ガムをクチャクチャと態度が明らかに悪く、ルイちゃんたちは顔に嫌悪感が溢れ出している。
それでも警戒は解いておらず、いつでもオレオンに飛びかかれる準備は整っている。
「そんな怖い顔して、どうかしたのかなぁ?」
「ここから手を引けば、拙者らは手を出さないでござる」
「残念ながら、それはできないんだわぁ。
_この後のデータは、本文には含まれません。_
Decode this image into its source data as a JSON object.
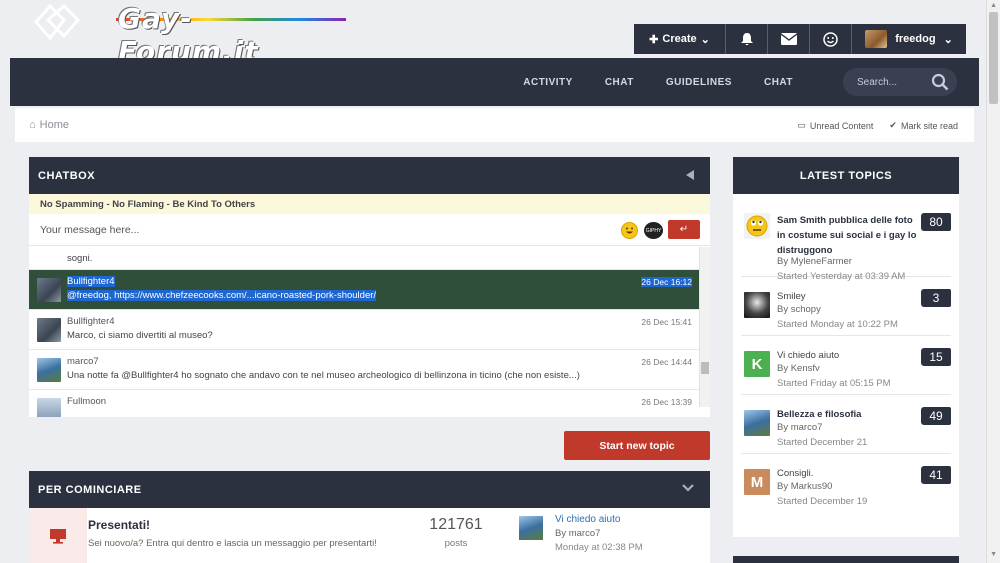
{
  "header": {
    "logo_text": "Gay-Forum.it",
    "create_label": "Create",
    "username": "freedog"
  },
  "nav": {
    "links": [
      "ACTIVITY",
      "CHAT",
      "GUIDELINES",
      "CHAT"
    ],
    "search_placeholder": "Search..."
  },
  "breadcrumb": {
    "home": "Home",
    "unread": "Unread Content",
    "mark_read": "Mark site read"
  },
  "chatbox": {
    "title": "CHATBOX",
    "rules": "No Spamming - No Flaming - Be Kind To Others",
    "input_placeholder": "Your message here...",
    "gif_label": "GIPHY",
    "prev_fragment": "sogni.",
    "messages": [
      {
        "user": "Bullfighter4",
        "text": "@freedog, https://www.chefzeecooks.com/...icano-roasted-pork-shoulder/",
        "time": "26 Dec 16:12"
      },
      {
        "user": "Bullfighter4",
        "text": "Marco, ci siamo divertiti al museo?",
        "time": "26 Dec 15:41"
      },
      {
        "user": "marco7",
        "text": "Una notte fa @Bullfighter4 ho sognato che andavo con te nel museo archeologico di bellinzona in ticino (che non esiste...)",
        "time": "26 Dec 14:44"
      },
      {
        "user": "Fullmoon",
        "text": "",
        "time": "26 Dec 13:39"
      }
    ]
  },
  "start_topic": "Start new topic",
  "forum_section": {
    "title": "PER COMINCIARE",
    "forum": {
      "name": "Presentati!",
      "description": "Sei nuovo/a? Entra qui dentro e lascia un messaggio per presentarti!",
      "post_count": "121761",
      "post_label": "posts",
      "last_title": "Vi chiedo aiuto",
      "last_by": "By marco7",
      "last_date": "Monday at 02:38 PM"
    }
  },
  "latest_topics": {
    "title": "LATEST TOPICS",
    "items": [
      {
        "title": "Sam Smith pubblica delle foto in costume sui social e i gay lo distruggono",
        "by": "By MyleneFarmer",
        "date": "Started Yesterday at 03:39 AM",
        "count": "80",
        "bold": true,
        "avatar": "emoji"
      },
      {
        "title": "Smiley",
        "by": "By schopy",
        "date": "Started Monday at 10:22 PM",
        "count": "3",
        "bold": false,
        "avatar": "photo-dark"
      },
      {
        "title": "Vi chiedo aiuto",
        "by": "By Kensfv",
        "date": "Started Friday at 05:15 PM",
        "count": "15",
        "bold": false,
        "avatar": "K"
      },
      {
        "title": "Bellezza e filosofia",
        "by": "By marco7",
        "date": "Started December 21",
        "count": "49",
        "bold": true,
        "avatar": "photo-peacock"
      },
      {
        "title": "Consigli.",
        "by": "By Markus90",
        "date": "Started December 19",
        "count": "41",
        "bold": false,
        "avatar": "M"
      }
    ]
  },
  "colors": {
    "dark": "#2c3140",
    "accent": "#c0392b",
    "selection": "#1e66d0",
    "avatar_k": "#4caf50",
    "avatar_m": "#c98a5e"
  }
}
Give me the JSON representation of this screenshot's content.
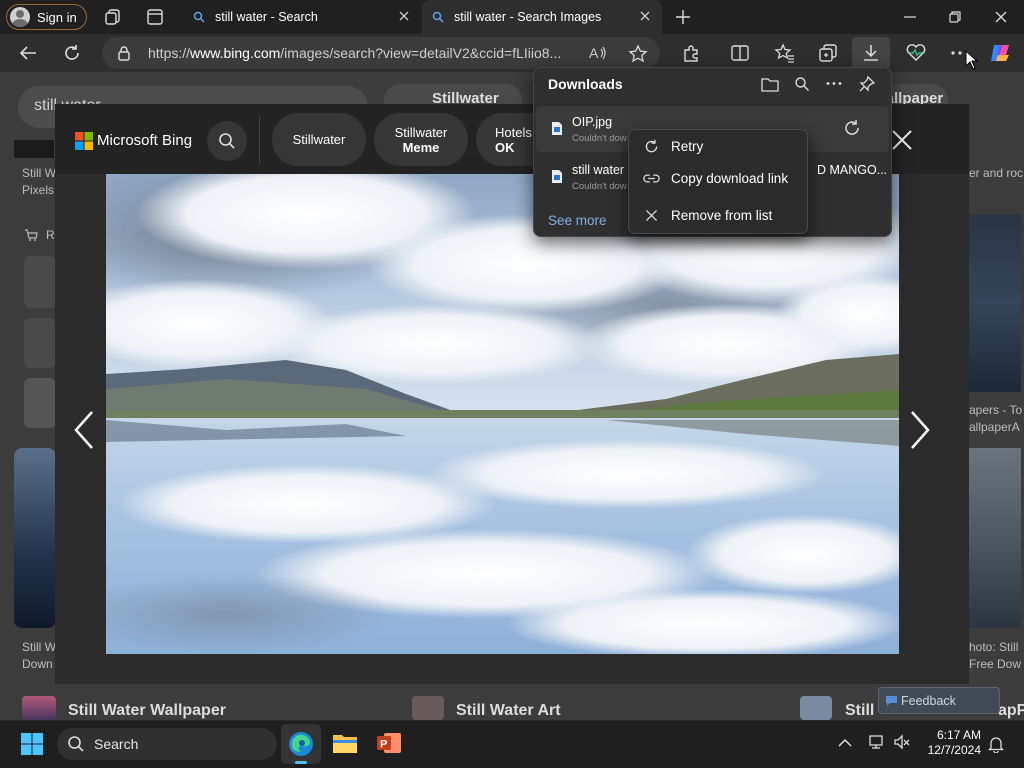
{
  "browser": {
    "sign_in": "Sign in",
    "tabs": [
      {
        "title": "still water - Search"
      },
      {
        "title": "still water - Search Images"
      }
    ],
    "url_prefix": "https://",
    "url_domain": "www.bing.com",
    "url_rest": "/images/search?view=detailV2&ccid=fLIiio8..."
  },
  "page": {
    "search_value": "still water",
    "chip_stillwater": "Stillwater",
    "chip_wallpaper": "wallpaper",
    "left_caption_1": "Still W",
    "left_caption_2": "Pixels",
    "left_caption_3": "Still W",
    "left_caption_4": "Down",
    "shop_label": "R",
    "right_caption_1": "er and roc",
    "right_caption_2": "apers - To",
    "right_caption_3": "allpaperA",
    "right_caption_4": "hoto: Still",
    "right_caption_5": "Free Dow",
    "bottom_title_1": "Still Water Wallpaper",
    "bottom_title_2": "Still Water Art",
    "bottom_title_3": "Still",
    "bottom_title_4": "apP",
    "feedback": "Feedback"
  },
  "viewer": {
    "brand": "Microsoft Bing",
    "pills": [
      {
        "line1": "Stillwater",
        "line2": ""
      },
      {
        "line1": "Stillwater",
        "line2": "Meme"
      },
      {
        "line1": "Hotels",
        "line2": "OK"
      }
    ]
  },
  "downloads": {
    "title": "Downloads",
    "items": [
      {
        "name": "OIP.jpg",
        "status": "Couldn't dow"
      },
      {
        "name": "still water I",
        "status": "Couldn't dow",
        "tail": "D MANGO..."
      }
    ],
    "see_more": "See more"
  },
  "context_menu": {
    "retry": "Retry",
    "copy_link": "Copy download link",
    "remove": "Remove from list"
  },
  "taskbar": {
    "search_label": "Search",
    "time": "6:17 AM",
    "date": "12/7/2024"
  }
}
俺にも教団での役割ってのがあるんでねぇ」
できる事ならば戦闘は避けたかったが、どうも引く気がない為に本当に覚悟を決めなければいけない。
「まぁ面倒だけど、やらないで怒られる方が面倒だからな」
・オリジナルスキル『柔軟化』
「えっ!? 剣がフニャフニャになったでござる!?」
驚きだ。
オレオンが剣を抜いた瞬間に、普通ならばピンッと綺麗な刃が見えるはずだが、フニャッと剣が垂れたのである。
イメージとしては布を剣の形に切った様に、上を向けた様な感じだろう。
「驚くのは、まだまだ早いぞ!!」
―――柔らかい剣―――
「剣が鞭の様にしなって戦いづらいでござる!!」
「それでも切れ味は、普通の剣と変わらないわん!!」
「目と反応速度が良くないとダメにゃ………」
フニャッとして剣は鞭の様に撓っている。
その剣は鞭の様に撓るが、キチンと剣の切れ味が残っており油断すれば傷だらけになる。
ルイちゃんは刀を上手く操って、何とか捌いているがオレオンに近寄る事ができない。
「それなら私がいくわん……ガムをクチャクチャクチャ、うるせぇんだよ!!」
「おっ? これは……獣神化か? 先祖返りをしている獣人ってのは珍しいな!!」
―――沈む地面―――
「地面が沈んだっ!?」
ルイちゃんに集中的に攻撃しているのを見て、カエデちゃんは獣神化して襲いかかる。
しかしカエデちゃんが踏み込んだ瞬間に、地面が沈んで踏ん張りが効かなくなってしまった。
驚いて地面に視線を持っていってしまい、ハッと視線を上げるとオレオンの足が顔の前まで迫っていた。
そのままカエデちゃんは防ぐ事ができずに、蹴り飛ばされてしまったのである。
「隙ありでござる!!」
「私も遅れは取らないにゃ………」
・氷魔法Level3《アイス・スピアー》
「そんな甘いんだよ!!」
カエデちゃんに意識が向いた瞬間に、ルイちゃんは刀を振り上げて斬りかかる。
しかしクルッと瞬時にルイちゃんの方を見ると、そのまま素手で刀を触ってルイちゃんの刀をヘニョヘニョにする。